RIAAP’s role, Clyne continued, is to develop a training program for primary care providers and home visiting staff to screen families of infants and young children for toxic stress.

Clyne called the effort “pioneering” work. “There isn’t an evidence-based, assessment tool for toxic stress. The first step in the project is defining what toxic stress is,” she said.

Brown’s ahead of the curve
Toxic stress is already part of the curriculum being taught by Liz Tobin-Tyler, clinical assistant professor of Family Medicine and Health Services, Policy and Practice at the Warren Alpert Medical School of Brown University and the Brown University School of Public Health.

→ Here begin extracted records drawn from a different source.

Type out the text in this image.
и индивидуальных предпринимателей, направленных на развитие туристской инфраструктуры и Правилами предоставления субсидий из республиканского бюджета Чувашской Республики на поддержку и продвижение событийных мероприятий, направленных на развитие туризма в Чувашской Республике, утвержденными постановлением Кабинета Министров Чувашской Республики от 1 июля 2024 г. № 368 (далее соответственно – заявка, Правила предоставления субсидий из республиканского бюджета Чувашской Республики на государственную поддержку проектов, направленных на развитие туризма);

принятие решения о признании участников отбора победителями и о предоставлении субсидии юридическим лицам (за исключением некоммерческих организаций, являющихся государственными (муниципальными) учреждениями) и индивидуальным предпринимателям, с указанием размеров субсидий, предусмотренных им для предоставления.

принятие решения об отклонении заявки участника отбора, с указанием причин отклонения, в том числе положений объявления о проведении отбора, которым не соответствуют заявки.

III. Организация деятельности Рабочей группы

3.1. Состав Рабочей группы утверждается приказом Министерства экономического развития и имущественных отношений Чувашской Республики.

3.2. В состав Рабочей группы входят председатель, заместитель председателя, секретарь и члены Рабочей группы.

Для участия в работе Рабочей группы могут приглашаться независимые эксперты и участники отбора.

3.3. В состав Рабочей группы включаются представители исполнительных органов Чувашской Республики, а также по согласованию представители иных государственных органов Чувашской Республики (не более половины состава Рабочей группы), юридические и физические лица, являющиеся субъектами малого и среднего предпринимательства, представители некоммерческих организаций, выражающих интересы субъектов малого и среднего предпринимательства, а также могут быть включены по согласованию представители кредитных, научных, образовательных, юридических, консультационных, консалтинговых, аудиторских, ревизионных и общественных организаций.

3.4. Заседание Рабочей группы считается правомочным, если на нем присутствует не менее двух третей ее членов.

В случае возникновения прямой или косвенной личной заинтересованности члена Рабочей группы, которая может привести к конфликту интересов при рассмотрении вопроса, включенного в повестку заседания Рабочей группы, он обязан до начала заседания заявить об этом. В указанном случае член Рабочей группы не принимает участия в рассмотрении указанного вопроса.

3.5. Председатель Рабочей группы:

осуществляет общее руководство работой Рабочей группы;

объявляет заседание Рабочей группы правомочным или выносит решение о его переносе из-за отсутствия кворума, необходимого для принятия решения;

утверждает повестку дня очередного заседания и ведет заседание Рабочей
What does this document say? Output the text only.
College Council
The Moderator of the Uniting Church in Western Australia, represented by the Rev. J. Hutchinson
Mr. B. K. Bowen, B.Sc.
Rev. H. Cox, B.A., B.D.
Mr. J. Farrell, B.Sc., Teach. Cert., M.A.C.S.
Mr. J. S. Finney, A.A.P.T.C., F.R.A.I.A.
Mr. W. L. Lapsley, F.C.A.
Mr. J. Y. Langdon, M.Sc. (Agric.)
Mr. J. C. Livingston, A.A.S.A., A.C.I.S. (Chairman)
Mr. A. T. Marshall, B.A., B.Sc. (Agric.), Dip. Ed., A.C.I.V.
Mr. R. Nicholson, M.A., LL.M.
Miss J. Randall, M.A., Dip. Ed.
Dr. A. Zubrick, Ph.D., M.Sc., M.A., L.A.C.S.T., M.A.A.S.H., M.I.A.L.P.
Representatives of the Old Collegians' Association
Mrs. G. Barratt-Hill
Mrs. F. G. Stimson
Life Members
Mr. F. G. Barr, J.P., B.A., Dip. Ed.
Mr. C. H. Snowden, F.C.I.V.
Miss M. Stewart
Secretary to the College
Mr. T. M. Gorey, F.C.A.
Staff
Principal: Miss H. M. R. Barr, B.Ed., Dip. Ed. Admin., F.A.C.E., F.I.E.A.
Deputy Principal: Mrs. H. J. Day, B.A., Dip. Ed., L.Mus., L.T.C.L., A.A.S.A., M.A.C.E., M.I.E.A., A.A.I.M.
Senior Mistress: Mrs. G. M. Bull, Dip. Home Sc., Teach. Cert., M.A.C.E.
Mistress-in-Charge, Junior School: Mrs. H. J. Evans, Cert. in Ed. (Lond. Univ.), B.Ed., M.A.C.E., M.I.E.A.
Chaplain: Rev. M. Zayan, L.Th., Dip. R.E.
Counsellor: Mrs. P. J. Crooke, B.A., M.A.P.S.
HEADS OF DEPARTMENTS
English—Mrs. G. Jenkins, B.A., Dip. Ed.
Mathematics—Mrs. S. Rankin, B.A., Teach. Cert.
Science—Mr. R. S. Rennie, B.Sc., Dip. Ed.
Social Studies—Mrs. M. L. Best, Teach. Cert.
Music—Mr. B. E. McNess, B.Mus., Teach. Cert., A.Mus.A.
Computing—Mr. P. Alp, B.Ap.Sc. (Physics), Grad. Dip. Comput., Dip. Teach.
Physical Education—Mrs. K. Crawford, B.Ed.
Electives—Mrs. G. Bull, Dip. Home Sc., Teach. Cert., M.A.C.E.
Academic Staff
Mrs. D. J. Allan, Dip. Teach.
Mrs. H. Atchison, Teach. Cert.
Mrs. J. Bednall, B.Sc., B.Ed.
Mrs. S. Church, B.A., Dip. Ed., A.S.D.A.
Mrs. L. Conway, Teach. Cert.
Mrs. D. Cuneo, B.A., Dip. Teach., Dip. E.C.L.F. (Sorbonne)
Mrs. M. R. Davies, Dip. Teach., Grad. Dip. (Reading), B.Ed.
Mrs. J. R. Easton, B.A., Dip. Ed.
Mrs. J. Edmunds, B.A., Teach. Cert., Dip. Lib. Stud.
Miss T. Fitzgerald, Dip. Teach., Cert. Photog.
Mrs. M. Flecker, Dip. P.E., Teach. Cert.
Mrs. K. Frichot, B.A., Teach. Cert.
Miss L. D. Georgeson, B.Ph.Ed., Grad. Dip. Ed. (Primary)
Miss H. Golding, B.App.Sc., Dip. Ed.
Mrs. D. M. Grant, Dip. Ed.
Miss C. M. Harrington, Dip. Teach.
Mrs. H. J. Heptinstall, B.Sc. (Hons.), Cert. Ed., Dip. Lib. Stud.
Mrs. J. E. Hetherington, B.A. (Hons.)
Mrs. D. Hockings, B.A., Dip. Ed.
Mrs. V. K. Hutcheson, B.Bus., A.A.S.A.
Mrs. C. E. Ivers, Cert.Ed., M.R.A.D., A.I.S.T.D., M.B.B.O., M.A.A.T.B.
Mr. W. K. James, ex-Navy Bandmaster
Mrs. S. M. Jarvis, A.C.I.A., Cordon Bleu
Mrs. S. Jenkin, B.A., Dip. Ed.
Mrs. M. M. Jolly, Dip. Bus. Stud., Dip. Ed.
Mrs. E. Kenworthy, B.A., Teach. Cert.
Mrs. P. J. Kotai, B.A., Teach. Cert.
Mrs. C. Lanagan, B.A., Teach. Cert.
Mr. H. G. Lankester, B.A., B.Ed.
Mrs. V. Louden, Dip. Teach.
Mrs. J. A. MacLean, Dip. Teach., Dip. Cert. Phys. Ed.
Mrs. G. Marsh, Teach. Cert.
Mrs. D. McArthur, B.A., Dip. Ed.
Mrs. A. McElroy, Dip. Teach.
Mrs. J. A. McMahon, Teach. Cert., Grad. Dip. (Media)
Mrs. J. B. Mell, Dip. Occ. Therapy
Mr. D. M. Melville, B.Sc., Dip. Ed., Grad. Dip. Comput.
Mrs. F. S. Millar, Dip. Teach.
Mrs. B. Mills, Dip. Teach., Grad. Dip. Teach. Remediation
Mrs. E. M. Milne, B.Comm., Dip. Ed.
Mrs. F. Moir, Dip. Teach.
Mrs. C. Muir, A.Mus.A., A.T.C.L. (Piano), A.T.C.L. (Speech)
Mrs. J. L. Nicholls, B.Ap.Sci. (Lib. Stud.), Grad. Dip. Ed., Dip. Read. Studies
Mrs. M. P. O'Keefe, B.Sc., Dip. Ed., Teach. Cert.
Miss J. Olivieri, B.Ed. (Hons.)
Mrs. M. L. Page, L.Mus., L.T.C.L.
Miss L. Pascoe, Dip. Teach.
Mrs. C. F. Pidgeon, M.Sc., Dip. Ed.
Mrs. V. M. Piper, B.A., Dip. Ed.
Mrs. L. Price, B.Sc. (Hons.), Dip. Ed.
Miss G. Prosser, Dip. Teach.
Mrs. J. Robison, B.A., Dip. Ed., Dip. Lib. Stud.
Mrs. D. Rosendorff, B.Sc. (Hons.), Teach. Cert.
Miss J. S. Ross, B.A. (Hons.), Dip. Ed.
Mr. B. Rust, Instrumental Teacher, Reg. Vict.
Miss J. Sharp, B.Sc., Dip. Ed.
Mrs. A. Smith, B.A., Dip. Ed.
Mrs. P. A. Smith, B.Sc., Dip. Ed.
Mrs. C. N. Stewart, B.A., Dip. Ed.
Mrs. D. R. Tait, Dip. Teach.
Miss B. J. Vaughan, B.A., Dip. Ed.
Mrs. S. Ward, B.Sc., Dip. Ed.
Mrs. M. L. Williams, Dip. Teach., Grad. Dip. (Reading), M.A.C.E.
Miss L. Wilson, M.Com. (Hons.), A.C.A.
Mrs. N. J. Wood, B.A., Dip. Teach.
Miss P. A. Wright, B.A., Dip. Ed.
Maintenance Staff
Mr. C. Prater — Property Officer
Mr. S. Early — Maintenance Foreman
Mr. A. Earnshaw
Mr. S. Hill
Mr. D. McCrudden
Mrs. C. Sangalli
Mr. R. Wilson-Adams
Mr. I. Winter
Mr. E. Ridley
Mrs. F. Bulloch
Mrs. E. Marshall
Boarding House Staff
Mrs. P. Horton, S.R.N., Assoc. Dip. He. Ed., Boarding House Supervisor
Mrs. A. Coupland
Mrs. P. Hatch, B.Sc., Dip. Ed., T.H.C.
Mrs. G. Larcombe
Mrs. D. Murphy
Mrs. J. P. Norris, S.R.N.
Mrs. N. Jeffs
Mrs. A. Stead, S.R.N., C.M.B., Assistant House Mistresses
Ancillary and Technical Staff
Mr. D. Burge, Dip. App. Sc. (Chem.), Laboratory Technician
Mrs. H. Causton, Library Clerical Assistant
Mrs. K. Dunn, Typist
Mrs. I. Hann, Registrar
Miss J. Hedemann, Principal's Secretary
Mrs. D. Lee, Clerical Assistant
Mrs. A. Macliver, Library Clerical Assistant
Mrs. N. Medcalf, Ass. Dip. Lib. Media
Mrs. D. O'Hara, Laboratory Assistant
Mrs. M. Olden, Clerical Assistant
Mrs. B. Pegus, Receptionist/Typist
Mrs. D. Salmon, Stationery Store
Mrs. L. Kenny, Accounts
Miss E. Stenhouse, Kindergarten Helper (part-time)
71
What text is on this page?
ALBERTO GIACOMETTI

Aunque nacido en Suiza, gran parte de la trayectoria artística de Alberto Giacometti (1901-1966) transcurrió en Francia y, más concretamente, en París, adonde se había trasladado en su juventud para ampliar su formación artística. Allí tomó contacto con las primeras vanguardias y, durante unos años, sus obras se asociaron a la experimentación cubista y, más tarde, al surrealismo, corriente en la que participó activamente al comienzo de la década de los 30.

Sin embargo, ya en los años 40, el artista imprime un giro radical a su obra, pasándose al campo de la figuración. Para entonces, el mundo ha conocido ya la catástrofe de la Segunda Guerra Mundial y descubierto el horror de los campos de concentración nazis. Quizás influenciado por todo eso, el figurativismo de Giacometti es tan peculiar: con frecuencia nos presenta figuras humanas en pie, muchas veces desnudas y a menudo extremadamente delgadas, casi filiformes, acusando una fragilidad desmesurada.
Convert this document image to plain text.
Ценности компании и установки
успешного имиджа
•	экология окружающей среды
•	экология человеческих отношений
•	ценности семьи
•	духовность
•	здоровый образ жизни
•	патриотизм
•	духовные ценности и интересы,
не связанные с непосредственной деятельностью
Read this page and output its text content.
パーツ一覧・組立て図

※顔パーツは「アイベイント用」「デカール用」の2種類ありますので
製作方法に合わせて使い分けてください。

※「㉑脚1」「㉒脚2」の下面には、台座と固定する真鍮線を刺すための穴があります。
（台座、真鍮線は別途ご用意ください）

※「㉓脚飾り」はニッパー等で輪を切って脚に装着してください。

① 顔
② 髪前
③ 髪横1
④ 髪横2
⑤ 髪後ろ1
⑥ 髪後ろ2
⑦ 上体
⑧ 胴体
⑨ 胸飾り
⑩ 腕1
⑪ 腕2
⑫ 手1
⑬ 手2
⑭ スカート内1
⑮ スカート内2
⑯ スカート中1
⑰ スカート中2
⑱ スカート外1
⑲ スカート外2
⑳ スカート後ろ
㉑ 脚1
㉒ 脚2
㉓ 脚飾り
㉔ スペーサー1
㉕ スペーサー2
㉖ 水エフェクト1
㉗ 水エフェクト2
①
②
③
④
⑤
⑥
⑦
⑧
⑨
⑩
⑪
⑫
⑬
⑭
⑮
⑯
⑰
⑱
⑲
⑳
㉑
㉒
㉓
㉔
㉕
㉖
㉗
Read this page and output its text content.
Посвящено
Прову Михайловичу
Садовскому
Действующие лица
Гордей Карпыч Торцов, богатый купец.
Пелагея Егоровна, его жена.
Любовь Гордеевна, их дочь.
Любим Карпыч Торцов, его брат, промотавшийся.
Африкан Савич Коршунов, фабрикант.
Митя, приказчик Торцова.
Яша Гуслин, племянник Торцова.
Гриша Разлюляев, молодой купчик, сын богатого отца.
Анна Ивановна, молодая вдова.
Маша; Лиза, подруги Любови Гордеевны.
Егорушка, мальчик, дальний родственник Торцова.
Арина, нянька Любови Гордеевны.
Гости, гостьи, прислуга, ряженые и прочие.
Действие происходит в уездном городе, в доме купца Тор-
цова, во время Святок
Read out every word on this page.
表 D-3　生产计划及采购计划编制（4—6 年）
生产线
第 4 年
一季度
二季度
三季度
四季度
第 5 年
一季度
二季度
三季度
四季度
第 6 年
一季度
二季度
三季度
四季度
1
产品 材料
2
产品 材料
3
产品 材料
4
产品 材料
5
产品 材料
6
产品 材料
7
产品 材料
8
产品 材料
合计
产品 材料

Tobin-Tyler has been teaching a joint class for law students at Roger Williams University and med students at Brown, focused on a medical-legal partnership that focuses on patient health, integrating lawyers into health care settings, allowing them to address some of the underlying root causes of social determinants of health – such as substandard housing with lead and mold.

“We are teaching health care providers to ask questions about social environments, to talk about patient-centered care and how that is differentiated from medical care,” Tobin-Tyler told ConvergenceRI in a recent interview. “I think one of the worst things that can happen is for a doctor either not to ask a question about social environment, because she doesn’t know the answer, or ask a question and then say, ‘Gosh, I’m sorry, that’s terrible.’”

The idea of the joint classes with lawyers and doctors, she continued, “is that when we bring professionals together that have different skills, then they can work at the top of their licenses.”

Tobin-Tyler also teaches about toxic stress as part of her curriculum, which she said addresses the importance of people being able to lead their lives in the way that they want to – “giving people a sense that they have a voice in their own destiny.”

“When you are talking about changing health behaviors at the individual level,” she said, “you have to talk about the social environment and the stress that it produces.”

When Tobin-Tyler introduces the concept to her students, they find it really fascinating, she continued. Students often ask is about how stress is different in its effects in a vulnerable, low-income community than in a higher-income community, saying: we all have stresses in our lives.

The difference, Tobin-Tyler said, comes back to the question of control and choice. She said she shows the film, “Unnatural Causes,” as part of the class, which details how stress affects low-income people differently, because they have less control over their environments. 

“Stress is different when you feel that you have no control,” Tobin-Tyler said. “People who are high-income, they may have a lot of stress from their work, but they have a choice, a certain degree of control over their lives – what they can afford to buy, their work hours." 

Tobin-Tyler's new class, "Health Systems and Policy," which focuses on the social determinants of health and policies both within and outside of the health care system, is now part of the core curriculum for medical students at Brown, she said.

“Some students are asking: why do I need to know this? The idea is that regardless of what specialty they go into, the health care delivery system is undergoing a major transformation, and we know that social determinants play a key role in both health outcomes and health care costs. The Alpert Medical School at Brown, to its credit, is saying: all of their medical students need to have a better understanding of the policies that affect health care. …Students need to be thinking about population health and not just individual patients.”